Saturday, August 11, 2018

Once a frontrunner, what is wrong with Jet Airways?

Budget airlines such as IndiGo, GoAir and SpiceJet expanded exponentially in the past decade, giving first-time flyers a new opportunity and middle-class families an alternative to full-service carriers that offered lounges and free meals on board. India, the world’s fastest-growing major aviation market, is also one of the toughest in which to survive, with premium carrier Kingfisher Airlines collapsing and legacy Air India needing repeated state bailouts as ultra-low fares fail to cover their costs.

“Jet Airways is facing challenges on all fronts,” Bloomberg Intelligence’s Singapore-based analyst Rahul Kapoor said. “The rise in oil prices is having a double whammy on their earnings. They already have a sparse balance sheet compared with other Indian carriers.”
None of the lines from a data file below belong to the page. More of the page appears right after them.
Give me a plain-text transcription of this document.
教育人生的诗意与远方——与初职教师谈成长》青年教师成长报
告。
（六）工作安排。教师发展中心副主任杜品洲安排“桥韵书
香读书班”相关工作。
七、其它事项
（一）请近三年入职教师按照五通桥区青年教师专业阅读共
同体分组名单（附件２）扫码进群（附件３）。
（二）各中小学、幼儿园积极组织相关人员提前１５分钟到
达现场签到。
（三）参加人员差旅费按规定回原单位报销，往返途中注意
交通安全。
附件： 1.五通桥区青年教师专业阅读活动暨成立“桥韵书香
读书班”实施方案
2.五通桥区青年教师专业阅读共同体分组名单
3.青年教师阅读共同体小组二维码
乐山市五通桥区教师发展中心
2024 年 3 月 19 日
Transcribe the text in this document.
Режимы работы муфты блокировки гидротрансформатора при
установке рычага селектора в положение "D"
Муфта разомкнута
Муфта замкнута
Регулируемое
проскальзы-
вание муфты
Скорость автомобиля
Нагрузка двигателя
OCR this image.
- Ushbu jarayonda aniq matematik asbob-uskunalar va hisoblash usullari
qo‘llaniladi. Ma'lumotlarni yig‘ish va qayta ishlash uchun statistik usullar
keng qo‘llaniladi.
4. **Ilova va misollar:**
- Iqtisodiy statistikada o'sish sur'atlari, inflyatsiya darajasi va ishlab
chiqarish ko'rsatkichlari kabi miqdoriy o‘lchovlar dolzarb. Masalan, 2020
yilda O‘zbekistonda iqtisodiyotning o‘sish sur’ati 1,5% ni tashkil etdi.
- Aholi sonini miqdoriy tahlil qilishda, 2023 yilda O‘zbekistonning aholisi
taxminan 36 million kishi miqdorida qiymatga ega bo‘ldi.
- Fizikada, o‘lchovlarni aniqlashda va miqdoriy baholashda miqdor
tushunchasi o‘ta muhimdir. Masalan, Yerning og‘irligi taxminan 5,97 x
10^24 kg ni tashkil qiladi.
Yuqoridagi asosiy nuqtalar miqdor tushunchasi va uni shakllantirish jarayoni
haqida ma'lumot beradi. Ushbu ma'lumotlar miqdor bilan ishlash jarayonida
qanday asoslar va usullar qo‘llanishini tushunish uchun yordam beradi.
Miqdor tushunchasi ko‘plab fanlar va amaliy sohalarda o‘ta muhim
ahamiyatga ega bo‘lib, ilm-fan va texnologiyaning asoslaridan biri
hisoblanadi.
India is one of the toughest markets, where airlines are forced to sell tickets at base prices of as low as Re 1 to attract the fastest growing middle class in the world. Kingfisher Airlines, started by Indian tycoon Vijay Mallya in 2005, was one of the nation’s leading carriers until it was grounded in 2012 amid mounting debt. Indian airlines are among the biggest customers for the single-aisle planes made by Airbus and Boeing Co.

Mumbai-based Jet Airways had total debt of Rs 9,430 crore, and cash and equivalents of Rs 320 crore for the year ended March 31, 2018, according to Bloomberg-compiled data. The firm’s total debt ballooned to 55.4 times earnings before interest and tax as of March 31, compared with 4.9 times the previous year, the data showed.